After school, my co teacher told me we were all getting in a van and going for a faculty welcome dinner. He said “Do you like the trout? River fish!” I said “suuuuuuure!” We all went to this restaurant where we had a big private room, where everyone sat on the floor at a huge table of raw fish and other accoutrements. It was like a Korean Hogwarts feast. I have no photos of this event because my phone had died. But, there was raw trout, fried trout, steamed trout, dried trout, and trout soup. I liked the trout soup, but I’m not sure river fish are my thing after all.

During all this trout, Soju was being poured all around. Soju is the Korean answer to vodka, but its a little sweeter, and therefore easier to drink. Drinking culture is huuuuuuge (HUUGEEEE) in Korea, and certain etiquette must be followed, especially if you’re sitting across from your principal and you want to make a good impression. First, you should never pour your own Soju. People usually come up to you with a bottle and a shot glass, and they pour it for you. Then they give you the bottle to pour a glass for them. Then you cheers and drink. I liked how during this dinner people kept getting up and moving down the table. It was like musical chairs. That way you get to drink and talk with everyone present. It reminded me of Greeks when they get together at weddings or family events.

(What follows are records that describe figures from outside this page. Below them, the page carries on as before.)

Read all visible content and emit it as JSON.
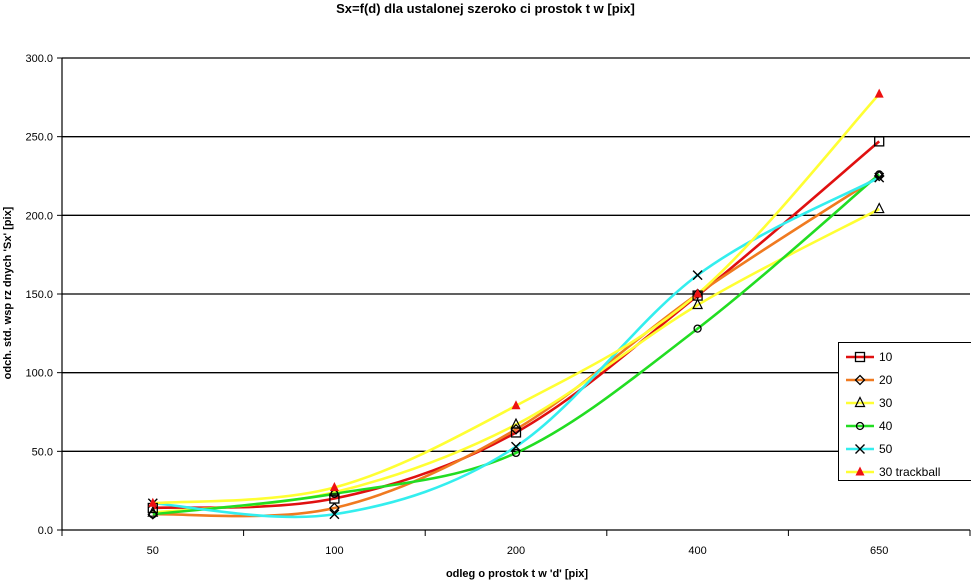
{
  "chart_data": {
    "type": "line",
    "title": "Sx=f(d) dla ustalonej szeroko  ci prostok  t  w [pix]",
    "xlabel": "odleg o     prostok  t  w 'd' [pix]",
    "ylabel": "odch. std. wsp    rz   dnych 'Sx' [pix]",
    "categories": [
      "50",
      "100",
      "200",
      "400",
      "650"
    ],
    "ylim": [
      0,
      300
    ],
    "yticks": [
      "0.0",
      "50.0",
      "100.0",
      "150.0",
      "200.0",
      "250.0",
      "300.0"
    ],
    "grid": true,
    "legend_position": "right",
    "series": [
      {
        "name": "10",
        "color": "#e01010",
        "marker": "square",
        "values": [
          14,
          20,
          62,
          149,
          247
        ]
      },
      {
        "name": "20",
        "color": "#f07a20",
        "marker": "diamond",
        "values": [
          10,
          14,
          64,
          150,
          225
        ]
      },
      {
        "name": "30",
        "color": "#ffff33",
        "marker": "triangle-open",
        "values": [
          11,
          24,
          67,
          143,
          204
        ]
      },
      {
        "name": "40",
        "color": "#22dd22",
        "marker": "circle",
        "values": [
          10,
          23,
          49,
          128,
          226
        ]
      },
      {
        "name": "50",
        "color": "#33eeee",
        "marker": "x",
        "values": [
          17,
          10,
          53,
          162,
          224
        ]
      },
      {
        "name": "30 trackball",
        "color": "#ffff33",
        "marker": "triangle-filled",
        "values": [
          17,
          27,
          79,
          150,
          277
        ]
      }
    ]
  }
}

Overall, everyone at work seems really nice, and genuinely curious about me and where I am from. I am surprised no one has asked me about Trump yet, since most Koreans totally despise him. I know some of my friends at other schools have already been bombarded by Trump questions. Anyway, Its a weird feeling to never know exactly whats going on around you, and I think that’s going to be a big part of my daily life at school. Its not as unnerving as I expected it to be, Its pretty comical at times, like watching a movie on silent.

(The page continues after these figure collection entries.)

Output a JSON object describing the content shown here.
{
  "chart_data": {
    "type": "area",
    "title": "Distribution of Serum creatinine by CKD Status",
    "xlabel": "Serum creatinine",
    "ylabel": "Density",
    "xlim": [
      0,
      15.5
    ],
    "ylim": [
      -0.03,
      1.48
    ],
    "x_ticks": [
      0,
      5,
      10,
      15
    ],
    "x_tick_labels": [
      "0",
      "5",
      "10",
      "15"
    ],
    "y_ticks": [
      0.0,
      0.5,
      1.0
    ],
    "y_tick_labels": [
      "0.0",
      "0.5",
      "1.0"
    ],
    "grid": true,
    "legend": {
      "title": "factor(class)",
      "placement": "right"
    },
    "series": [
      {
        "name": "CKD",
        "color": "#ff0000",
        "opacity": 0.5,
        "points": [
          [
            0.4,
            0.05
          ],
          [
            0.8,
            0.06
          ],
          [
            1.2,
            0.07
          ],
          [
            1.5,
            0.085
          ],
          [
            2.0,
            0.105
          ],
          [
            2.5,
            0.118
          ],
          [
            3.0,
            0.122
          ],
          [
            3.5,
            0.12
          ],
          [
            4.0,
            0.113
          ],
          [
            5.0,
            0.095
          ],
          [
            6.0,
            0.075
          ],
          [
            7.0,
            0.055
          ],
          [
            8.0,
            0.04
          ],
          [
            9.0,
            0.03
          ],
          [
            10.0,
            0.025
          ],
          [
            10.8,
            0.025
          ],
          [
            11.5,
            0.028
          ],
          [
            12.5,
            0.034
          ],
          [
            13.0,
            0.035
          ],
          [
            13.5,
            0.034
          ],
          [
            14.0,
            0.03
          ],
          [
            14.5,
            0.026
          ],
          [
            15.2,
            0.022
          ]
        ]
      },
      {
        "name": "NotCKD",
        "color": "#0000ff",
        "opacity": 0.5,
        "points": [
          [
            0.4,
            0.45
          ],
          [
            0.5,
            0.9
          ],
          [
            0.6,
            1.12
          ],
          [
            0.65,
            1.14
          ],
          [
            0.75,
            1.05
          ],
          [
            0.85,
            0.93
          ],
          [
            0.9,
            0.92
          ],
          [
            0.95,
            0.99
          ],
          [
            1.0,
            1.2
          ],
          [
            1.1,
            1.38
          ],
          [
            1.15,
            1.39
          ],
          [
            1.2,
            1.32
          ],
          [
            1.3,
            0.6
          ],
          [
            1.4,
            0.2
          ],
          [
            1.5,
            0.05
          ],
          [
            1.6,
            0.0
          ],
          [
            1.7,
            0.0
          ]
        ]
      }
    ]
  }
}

Today (Saturday) I will be reorganizing my room, eating chocolate cereal, preparing for lessons next week, and maybe getting back into Netflix. Later Vanessa and I will check out an art supply store in town. For those of you keeping track, my shower is still broke.






Here I am…

This is pretty surreal. Today is my first day in my town of Yeongwol Korea. We are about an hour and a half east of Seoul by bus. Not bad, totally manageable. I arrived last night, and was shown around by the Gym teacher at my elementary school. His English was not good, but we managed to have pleasant conversation. he told me about all his travels, and asked me if I wanted to join his soccer team. I said suuuuuuuuure! Anyway, he introduced me to the Principal, Vice Principal, and the administration ladies. My school is small but colorful. It is two floors with a small recess area in the front. To get to school, I will wait outside my apartment at 8:30 am and ride the Kindergarten bus. Yes, I’ll be riding to my new job in style, with the cool kids.

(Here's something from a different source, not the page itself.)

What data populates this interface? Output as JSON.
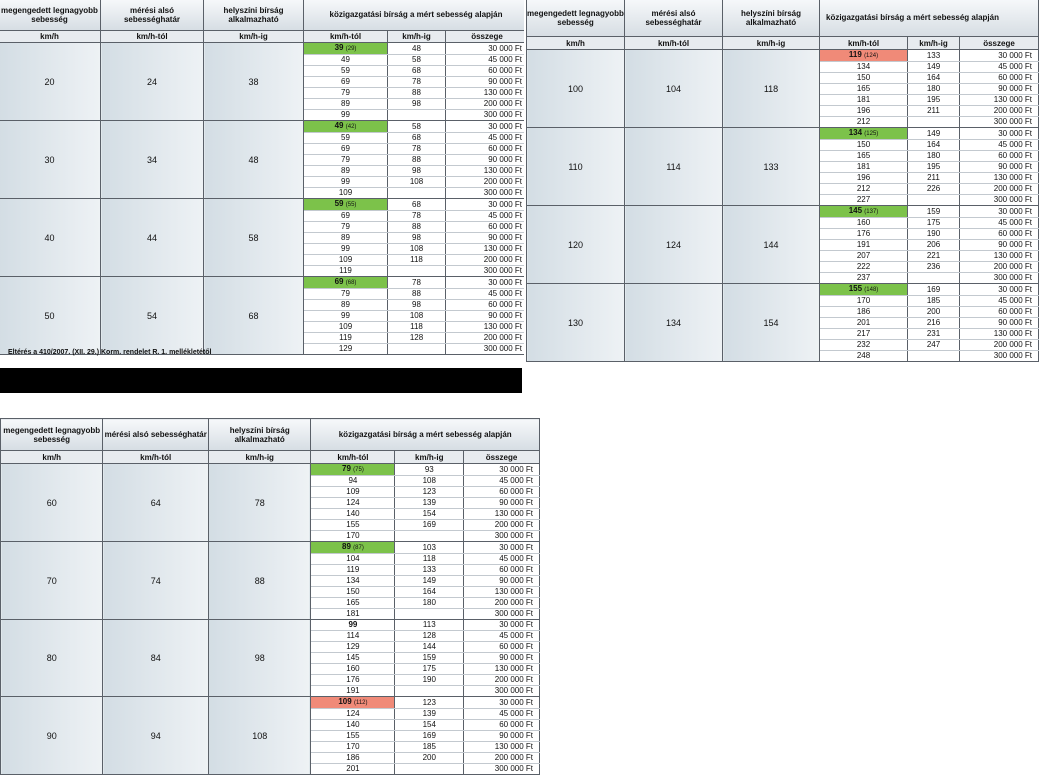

After a lot of logistics and paperwork, I was taken to my new apartment, which is just out of the main downtown area. A nice 5 minute walk. My place is a studio apartment on the first floor. There are some pros and cons to it. Its small, no windows, almost no storage, and the shower is currently broken. BUT, I have lots of blankets, heated floors, a second room with a sofa, TV, good bed, and a desk with a bookshelf. It’s a good thing I’m not the only English teacher in this town, Vanessa from LA lives in the next building and she has graciously let me use her shower. She is also educating me on the intricacies of K-Pop. I’m baffled.

So far, I feel a little far away from everything. If that makes any sense. I’m aware of how isolated I am. All in all that is a good thing, but last night and early this morning I really didn’t know what to do. I miss thinking about art, and this last week was so hectic with orientation and meeting new people that I wasn’t able to draw or even write too much. As soon as my job begins tomorrow and I establish a routine, the feeling of OH SHITTT HOW DID I GET HERE will melt away and everything will work out. Because it always does so why shouldn’t it again?????

This morning Vanessa, Lauren (from South Africa), and myself ventured into town to explore and purchase some food and supplies. I’ve been looking for Nutella but I don’t think it exists in this small provincial town. Unfortunate, but I’ve found other things to snack on such as green tea chocolate cookies, bananas, coffee, noodles, and clementines. You know the essentials. I’ve been told good pizza exists here also, which is so so so great. Please don’t think that I don’t like Korean food, I love it. Especially Bulgogi and Bibimbop. But we all need pizza every once in a while.

We have a meet and greet dinner tonight (I think) so until then I will continue unpacking and start making this apartment feel more inspiring. I’m thankful my Spotify works in Korea so Fleetwood Mac and Leon Bridges can serenade me as I work.